Indeed, Miss Nafissatou Diallo, a Guinean immigrant from East Africa, was caught in so many lies which prompted the prosecution to seek dismissal.
While the case exemplifies the sometimes too eager attitudes to indict and convict prominent and high profile people, at least these prosecutors clearly read the writing on the wall that the accuser’s lack of credibility would derail their case. Unfortunately, some prosecutors have been motivated to prosecute to acquire fame and career boosts by convicting high profile people and celebrities.
Martha Stewart, diva of gracious living, was originally charged with manipulating her company’s stock prices, a serious felony, by merely exercising her constitutional right to claim innocence.
The court, of course, threw out the serious charge though she was convicted of the lesser misdemeanor charge of lying to the securities exchange commission.
And the conviction of the late senator Ted Stevens of Alaska, the longest serving Republic U.S. Senator on bribery and corruption charges, was subsequently overturned by a federal judge who ruled that the prosecution’s withholding of exculpatory evidence (evidence favorable to Stevens) was the worst kind of prosecutorial misconduct he had ever witnessed and order the investigation of the prosecution team for their misconduct.
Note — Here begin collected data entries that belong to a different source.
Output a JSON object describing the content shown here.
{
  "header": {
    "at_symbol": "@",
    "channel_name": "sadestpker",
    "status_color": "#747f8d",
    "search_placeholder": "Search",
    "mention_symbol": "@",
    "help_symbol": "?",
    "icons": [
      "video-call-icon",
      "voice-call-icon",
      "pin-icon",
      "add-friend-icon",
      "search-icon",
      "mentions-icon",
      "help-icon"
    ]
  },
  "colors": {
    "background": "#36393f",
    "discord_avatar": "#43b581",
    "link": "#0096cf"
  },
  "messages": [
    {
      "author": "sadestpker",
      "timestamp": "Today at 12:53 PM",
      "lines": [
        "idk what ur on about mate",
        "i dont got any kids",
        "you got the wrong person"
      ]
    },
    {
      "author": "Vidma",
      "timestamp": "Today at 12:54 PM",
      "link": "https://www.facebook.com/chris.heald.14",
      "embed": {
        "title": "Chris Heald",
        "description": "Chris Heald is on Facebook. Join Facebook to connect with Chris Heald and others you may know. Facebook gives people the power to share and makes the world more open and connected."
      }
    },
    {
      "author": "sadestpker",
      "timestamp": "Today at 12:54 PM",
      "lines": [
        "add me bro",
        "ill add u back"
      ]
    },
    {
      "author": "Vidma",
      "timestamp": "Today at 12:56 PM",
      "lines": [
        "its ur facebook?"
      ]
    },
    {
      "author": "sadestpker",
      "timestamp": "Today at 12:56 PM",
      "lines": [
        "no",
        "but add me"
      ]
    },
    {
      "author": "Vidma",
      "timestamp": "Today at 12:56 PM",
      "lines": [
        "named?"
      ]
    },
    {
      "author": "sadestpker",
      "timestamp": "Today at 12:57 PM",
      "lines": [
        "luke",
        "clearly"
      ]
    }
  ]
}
Unfortunately, the wrongdoing was revealed too late and Stevens lost his bid for re-election after his conviction, though now declared innocent, and died shortly after his conviction was overturned.
While our system of justice is the best in the world, the rights of the accused well protected, some prosecutors’ personal ambitions often get in the way of justice
But the scales of justice swings both ways, as in the case of former North Carolina district attorney Mike Nifong, who clearly prosecuted the Duke University La Crosse athletes on some rape charges for his own re-election prospects despite very strong evidence of the athletes’ innocence.
The state attorney general dismissed all charges against the athletes and district attorney Nifong was disbarred and criminally charged for his grave misconduct.
There have been prosecutorial misconduct cases too numerous to discuss in one column. Though I qualify this statement by pointing out that the majority of prosecutors are decent and dedicated public servants who help put a lot of bad people behind bars for the public’s safety.
However, when charged with a criminal offense, one should always retain an experienced criminal lawyer if you are to protect your rights and not be railroaded into an unjust conviction.
Remember the age old adage, “If you sleep on your rights, you may well lose them.”